Mergers & Acquisitions

Mergers and acquisitions are two ways that companies can be reorganized and restructured. In a merger, two companies combine to form one larger company, while in an acquisition, one company is purchasing another company.

Reorganizations can mean many things for investors. Two of the most common stock reorganizations that take place during mergers and acquisitions are stock-for-stock and stock-for-asset. Cash mergers are also fairly common.

Stock-for-stock reorganization - The acquiring company exchanges shares of their own stock for shares of the acquired company's stock at a predetermined rate. Often, only a portion of the acquisition is completed this way. For example, a company might offer stockholders a two-for-three stock-for-stock exchange and then make a tender offer of cash to the stockholders to cover the remainder of their ownership.

Stock-for-asset reorganization - The acquiring company exchanges shares of their stock for the assets of the acquired company.

Cash merger - Shareholders may receive cash for all of their shares at a predetermined rate.

Bankruptcy

Although no one buys stock in a company they expect to run into financial trouble, the reality is that some public companies do face bankruptcy and their investors lose all or part of their investment. One action a financially troubled or bankrupt company can take to attempt to revive its business is to undergo a reorganization.

A reorganization allows a company to restate their assets and liabilities and opens communication with creditors to manage debt repayment. It is an attempt to use restructuring and special repayment arrangements to help the company get back on its feet.

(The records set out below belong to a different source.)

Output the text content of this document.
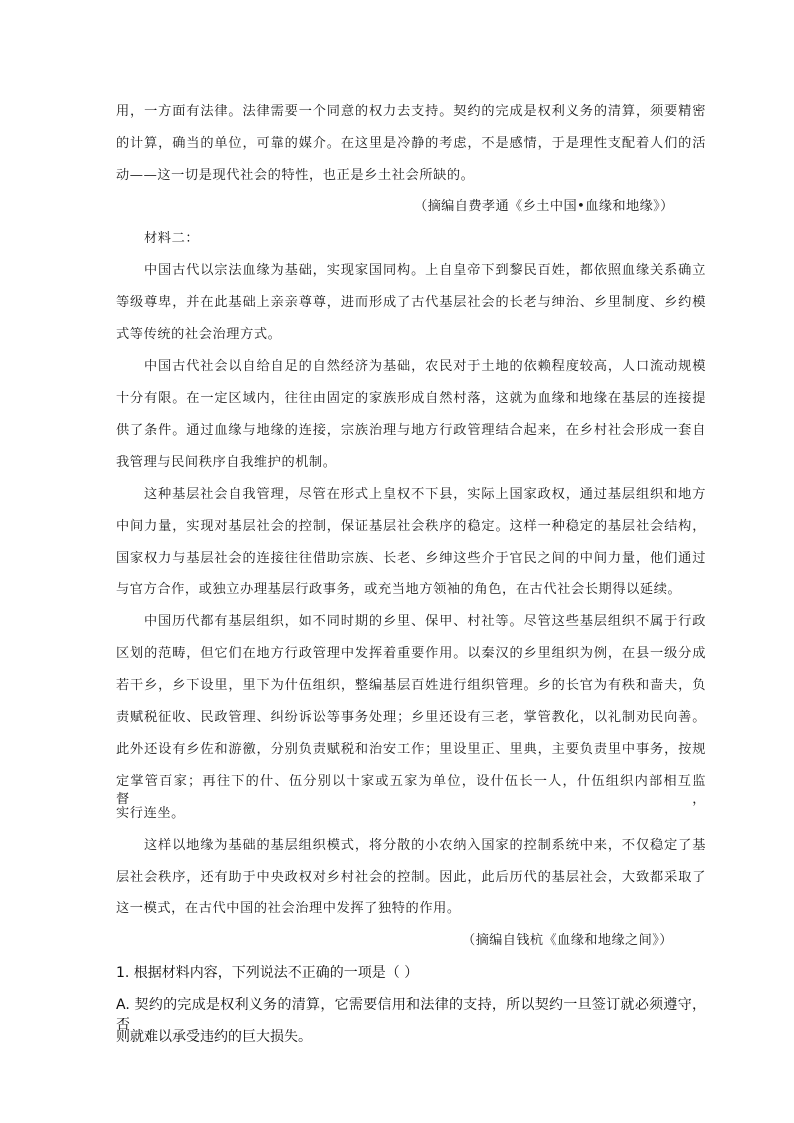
用，一方面有法律。法律需要一个同意的权力去支持。契约的完成是权利义务的清算，须要精密
的计算，确当的单位，可靠的媒介。在这里是冷静的考虑，不是感情，于是理性支配着人们的活
动——这一切是现代社会的特性，也正是乡土社会所缺的。
（摘编自费孝通《乡土中国•血缘和地缘》）
材料二：
中国古代以宗法血缘为基础，实现家国同构。上自皇帝下到黎民百姓，都依照血缘关系确立
等级尊卑，并在此基础上亲亲尊尊，进而形成了古代基层社会的长老与绅治、乡里制度、乡约模
式等传统的社会治理方式。
中国古代社会以自给自足的自然经济为基础，农民对于土地的依赖程度较高，人口流动规模
十分有限。在一定区域内，往往由固定的家族形成自然村落，这就为血缘和地缘在基层的连接提
供了条件。通过血缘与地缘的连接，宗族治理与地方行政管理结合起来，在乡村社会形成一套自
我管理与民间秩序自我维护的机制。
这种基层社会自我管理，尽管在形式上皇权不下县，实际上国家政权，通过基层组织和地方
中间力量，实现对基层社会的控制，保证基层社会秩序的稳定。这样一种稳定的基层社会结构，
国家权力与基层社会的连接往往借助宗族、长老、乡绅这些介于官民之间的中间力量，他们通过
与官方合作，或独立办理基层行政事务，或充当地方领袖的角色，在古代社会长期得以延续。
中国历代都有基层组织，如不同时期的乡里、保甲、村社等。尽管这些基层组织不属于行政
区划的范畴，但它们在地方行政管理中发挥着重要作用。以秦汉的乡里组织为例，在县一级分成
若干乡，乡下设里，里下为什伍组织，整编基层百姓进行组织管理。乡的长官为有秩和啬夫，负
责赋税征收、民政管理、纠纷诉讼等事务处理；乡里还设有三老，掌管教化，以礼制劝民向善。
此外还设有乡佐和游徼，分别负责赋税和治安工作；里设里正、里典，主要负责里中事务，按规
定掌管百家；再往下的什、伍分别以十家或五家为单位，设什伍长一人，什伍组织内部相互监督，
实行连坐。
这样以地缘为基础的基层组织模式，将分散的小农纳入国家的控制系统中来，不仅稳定了基
层社会秩序，还有助于中央政权对乡村社会的控制。因此，此后历代的基层社会，大致都采取了
这一模式，在古代中国的社会治理中发挥了独特的作用。
（摘编自钱杭《血缘和地缘之间》）
1. 根据材料内容，下列说法不正确的一项是（ ）
A. 契约的完成是权利义务的清算，它需要信用和法律的支持，所以契约一旦签订就必须遵守，否
则就难以承受违约的巨大损失。
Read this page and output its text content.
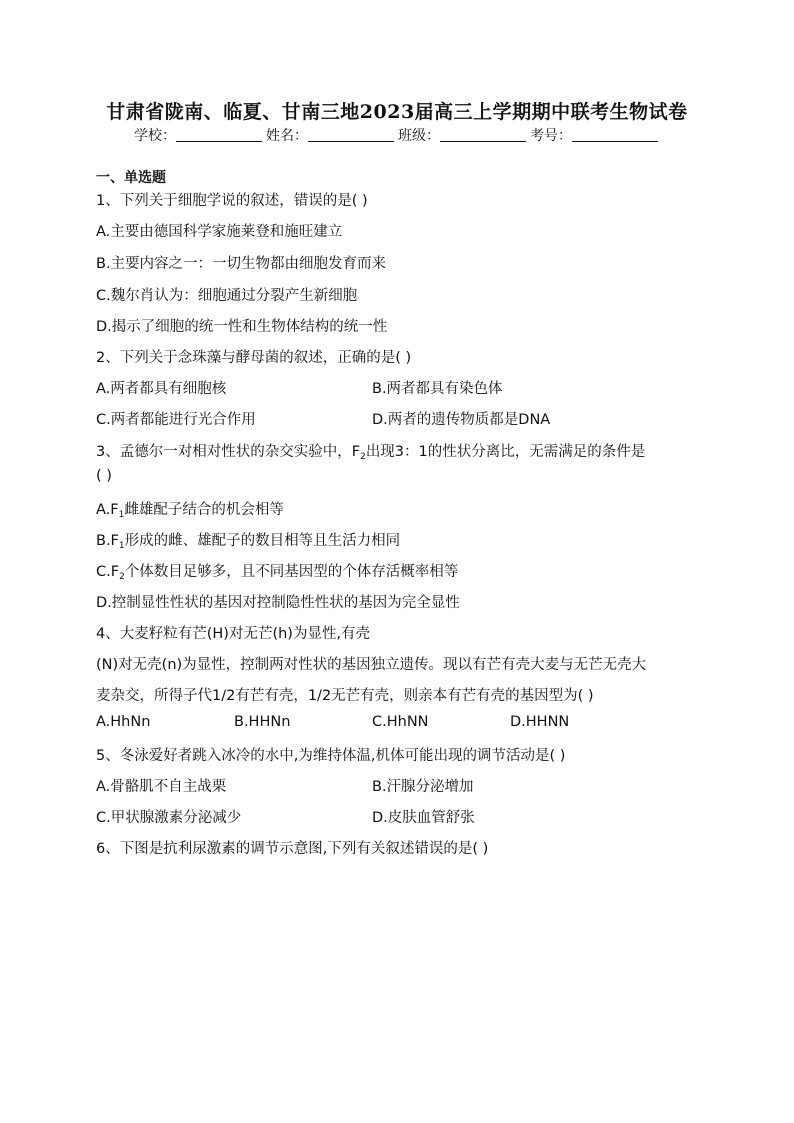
甘肃省陇南、临夏、甘南三地2023届高三上学期期中联考生物试卷
学校：	姓名：	班级：	考号：
一、单选题
1、下列关于细胞学说的叙述，错误的是( )
A.主要由德国科学家施莱登和施旺建立
B.主要内容之一：一切生物都由细胞发育而来
C.魏尔肖认为：细胞通过分裂产生新细胞
D.揭示了细胞的统一性和生物体结构的统一性
2、下列关于念珠藻与酵母菌的叙述，正确的是( )
A.两者都具有细胞核	B.两者都具有染色体
C.两者都能进行光合作用	D.两者的遗传物质都是DNA
3、孟德尔一对相对性状的杂交实验中，$F_2$出现3：1的性状分离比，无需满足的条件是
( )
$A.F_1$雌雄配子结合的机会相等
$B.F_1$形成的雌、雄配子的数目相等且生活力相同
$C.F_2$个体数目足够多，且不同基因型的个体存活概率相等
D.控制显性性状的基因对控制隐性性状的基因为完全显性
4、大麦籽粒有芒(H)对无芒(h)为显性,有壳
(N)对无壳(n)为显性，控制两对性状的基因独立遗传。现以有芒有壳大麦与无芒无壳大
麦杂交，所得子代1/2有芒有壳，1/2无芒有壳，则亲本有芒有壳的基因型为( )
A.HhNn	B.HHNn	C.HhNN	D.HHNN
5、冬泳爱好者跳入冰冷的水中,为维持体温,机体可能出现的调节活动是( )
A.骨骼肌不自主战栗	B.汗腺分泌增加
C.甲状腺激素分泌减少	D.皮肤血管舒张
6、下图是抗利尿激素的调节示意图,下列有关叙述错误的是( )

What a Corporate Action Means for Your Account

Any kind of corporate action or bankruptcy proceeding can affect a company's investors. Stockholders may be asked to exchange their shares for new shares in the reorganized company, sometimes for less value than their original investment. When a company is reorganized, the rights of investors are spelled out in the reorganization plan.

When mandatory reorganizations and stock spin-offs/splits occur, you may receive new shares from the reorganized company. It is important to note how a corporate action may impact your account.

The process of a corporate action involves the canceling of the old securities in exchange for shares of a new security. Because the old security has been canceled, it is no longer available for trading. A transfer agent will issue shares of the new security in exchange for the canceled shares.

Scottrade will post the new shares resulting from a corporate reaction to your account only after receiving the shares from their depository firm or the transfer agent.

Selling New Shares Resulting From Corporate Action

Scottrade does not allow sales transactions on any unlisted security, which includes trades on the OTC Bulletin Board or the pink sheets, prior to the new shares posting to your account.

If you decide to place a sell order for new shares of a listed security before the shares have been posted to your account, there may be additional risk associated with those shares because:

  • The terms of the dividend or reorganization could change (stock, number of shares being delivered, etc.).
  • There is a possibility that Scottrade will not receive the shares by the time your order settles. In that case, you would be forced to buy back the shares you sold.